In the short term, there are configuration steps to take to prevent this exploit being used by disabling JNDI lookups. Helpfully, there are tools available to check if you are vulnerable, this would be an immediate recommendation along with scanning dependencies (including transitive ones) for vulnerability. As this is an arbitrary code execution attack that can load potentially any malicious code onto the remote server for execution, it is possibly one of the most serious kinds of vulnerabilities. Using a modern WAF that can detect suspicious and bot related activity will also help. Now is a good time to also check your network segregation to avoid unnecessary exposure to drive-bys."

Pandian Gnanaprakasam, Co-founder and Chief Product Officer at Ordr:

“Log4j is an Apache Java logging library used in many forms of enterprise and open-source software. This includes cloud platforms, web applications, and email services that could be at risk from attackers attempting to exploit this vulnerability. While the full scale of affected devices and systems is still being analysed, healthcare organisations should consider any web-connected device vulnerable as they likely use Java-based applications or other Java components.

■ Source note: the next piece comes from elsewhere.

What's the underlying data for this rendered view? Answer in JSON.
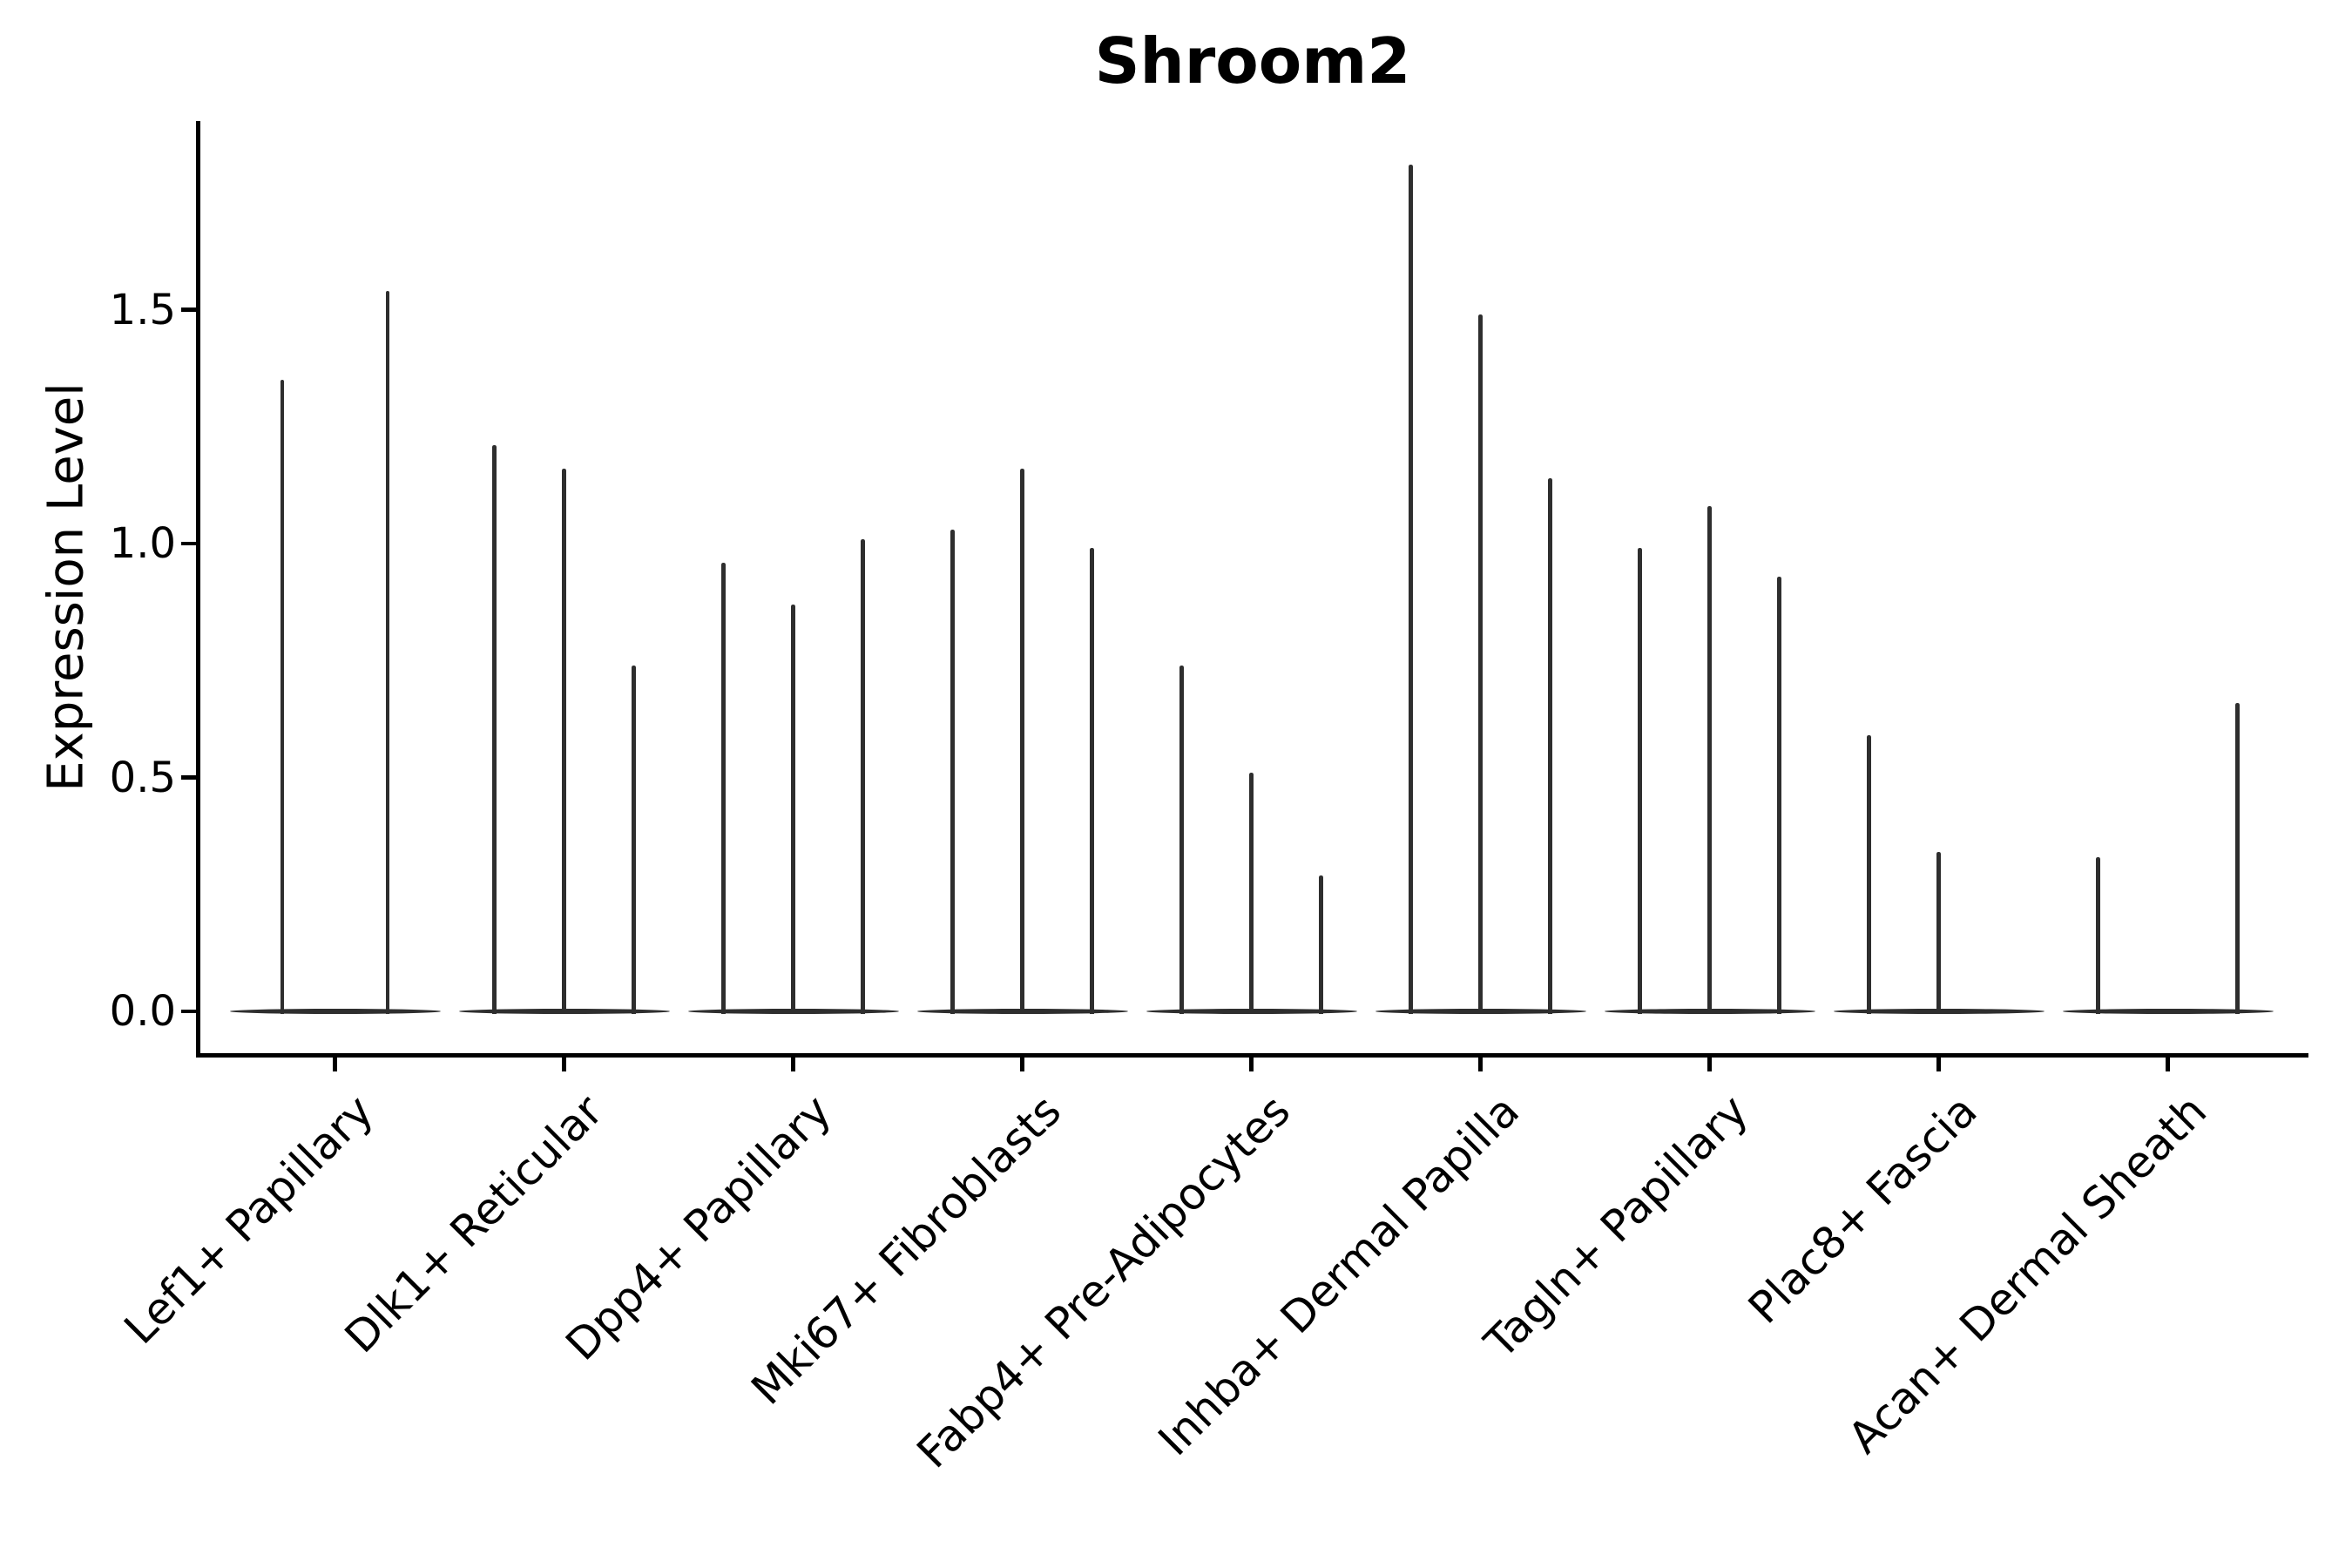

Organisations should take immediate action to map and identify all devices using Apache Log4j2 from versions 2.0-beta9 to 2.14.1 and monitor networks for devices communicating with malicious IPs.

Identifying medical devices with Log4J vulnerability may require a slightly different approach. In a typical IT scenario, security teams can go to each server and run a set of scripts to see what kind of log4j version is built into the server. In healthcare situations, however, hospital staff do not have the privilege to run scripts directly on heavy iron devices like CT and X-ray machines or patient monitoring devices. As medical device manufacturers disclose affected products, security platforms can correlate this with inventory and flag vulnerable devices immediately. In some cases, it is not feasible to patch these systems and the only way around is to monitor device communications from these machines for connections to suspicious IP/URLs and analyse traffic patterns of external communication to ensure malware is not being downloaded.

The severity of this vulnerability cannot be understated. A single string of text can trigger an application to reach out to an external location if it is logged via a vulnerable instance of Log4j. It can allow unauthenticated remote code execution and access to servers. There are already active examples of attackers attempting to exploit this Log4j vulnerability in the wild, from installing crypto-mining malware, installing Cobalt Strike malware, and of botnets attempting to use it for botnet activities.”